To most people, technology has been reduced to computers, consumer
goods, and military weapons; we speak of "technological progress"
in terms of RAM and CD-ROMs and the flatness of our television
screens. In "Human-Built World," thankfully, Thomas Hughes restores
to technology the conceptual richness and depth it deserves by
chronicling the ideas about technology expressed by influential
Western thinkers who not only understood its multifaceted character
but who also explored its creative potential.
Hughes draws on an enormous range of literature, art, and
architecture to explore what technology has brought to society and
culture, and to explain how we might begin to develop an
"ecotechnology" that works with, not against, ecological systems.

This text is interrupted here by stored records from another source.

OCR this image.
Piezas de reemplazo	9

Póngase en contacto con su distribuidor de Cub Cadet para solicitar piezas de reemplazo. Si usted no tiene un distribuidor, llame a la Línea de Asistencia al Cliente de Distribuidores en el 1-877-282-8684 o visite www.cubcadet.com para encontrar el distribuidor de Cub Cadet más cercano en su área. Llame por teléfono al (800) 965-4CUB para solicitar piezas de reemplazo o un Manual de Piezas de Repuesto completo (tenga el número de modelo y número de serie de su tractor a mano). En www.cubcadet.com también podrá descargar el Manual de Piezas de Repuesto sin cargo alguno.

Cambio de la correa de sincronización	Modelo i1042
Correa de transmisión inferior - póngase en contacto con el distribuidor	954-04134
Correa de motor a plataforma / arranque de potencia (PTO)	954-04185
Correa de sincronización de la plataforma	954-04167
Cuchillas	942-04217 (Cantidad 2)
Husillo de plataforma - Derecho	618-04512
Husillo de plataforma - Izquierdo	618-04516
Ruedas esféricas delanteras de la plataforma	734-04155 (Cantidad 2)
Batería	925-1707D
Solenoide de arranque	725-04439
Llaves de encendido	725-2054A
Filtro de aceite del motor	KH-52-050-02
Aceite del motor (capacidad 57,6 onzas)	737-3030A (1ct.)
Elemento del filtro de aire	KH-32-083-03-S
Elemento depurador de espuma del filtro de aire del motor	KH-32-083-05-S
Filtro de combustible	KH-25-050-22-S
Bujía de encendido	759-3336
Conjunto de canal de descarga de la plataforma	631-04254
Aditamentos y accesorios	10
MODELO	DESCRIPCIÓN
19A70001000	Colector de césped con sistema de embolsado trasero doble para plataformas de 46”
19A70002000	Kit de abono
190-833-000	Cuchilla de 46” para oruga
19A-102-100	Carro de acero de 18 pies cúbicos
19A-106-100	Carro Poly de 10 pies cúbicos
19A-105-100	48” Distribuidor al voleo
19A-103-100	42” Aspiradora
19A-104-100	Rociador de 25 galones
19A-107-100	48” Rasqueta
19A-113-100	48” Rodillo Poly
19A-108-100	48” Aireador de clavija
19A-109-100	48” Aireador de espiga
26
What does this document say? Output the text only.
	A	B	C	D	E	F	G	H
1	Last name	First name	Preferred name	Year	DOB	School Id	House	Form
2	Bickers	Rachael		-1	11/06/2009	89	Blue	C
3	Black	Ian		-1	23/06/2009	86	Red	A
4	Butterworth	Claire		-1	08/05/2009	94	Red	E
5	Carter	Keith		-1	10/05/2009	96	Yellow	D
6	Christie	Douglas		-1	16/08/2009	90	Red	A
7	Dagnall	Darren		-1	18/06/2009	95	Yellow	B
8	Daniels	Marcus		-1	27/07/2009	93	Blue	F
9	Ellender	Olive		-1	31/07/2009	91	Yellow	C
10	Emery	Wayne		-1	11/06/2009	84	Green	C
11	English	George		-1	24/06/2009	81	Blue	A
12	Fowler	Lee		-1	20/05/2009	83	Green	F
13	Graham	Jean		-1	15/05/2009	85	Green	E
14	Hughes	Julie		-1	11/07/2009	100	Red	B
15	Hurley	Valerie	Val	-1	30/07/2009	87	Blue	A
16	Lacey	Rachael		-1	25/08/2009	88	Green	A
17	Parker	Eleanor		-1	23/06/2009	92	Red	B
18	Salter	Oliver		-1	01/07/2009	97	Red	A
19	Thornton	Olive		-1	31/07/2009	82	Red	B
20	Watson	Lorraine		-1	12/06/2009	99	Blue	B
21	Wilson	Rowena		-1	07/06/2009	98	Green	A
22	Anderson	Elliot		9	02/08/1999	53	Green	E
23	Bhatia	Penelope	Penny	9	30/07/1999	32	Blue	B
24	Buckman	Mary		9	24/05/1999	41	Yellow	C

From the "Creator" model of development of the sixteenth century to
the "big science" of the 1940s and 1950s to the architecture of
Frank Gehry, Hughes nimbly charts the myriad ways that technology
has been woven into the social and cultural fabric of different
eras and the promises and problems it has offered. Thomas
Jefferson, for instance, optimistically hoped that technology could
be combined with nature to create an Edenic environment; Lewis
Mumford, two centuries later, warned of the increasing
mechanization of American life.
Such divergent views, Hughes shows, have existed side by side,
demonstrating the fundamental idea that "in its variety, technology
is full of contradictions, laden with human folly, saved by
occasional benign deeds, and rich with unintended consequences." In
"Human-Built World," he offers the highly engaging history of these
contradictions, follies, and consequences, a history that
resurrects technology, rightfully, as more than gadgetry; it is in
fact no less than an embodiment of human values.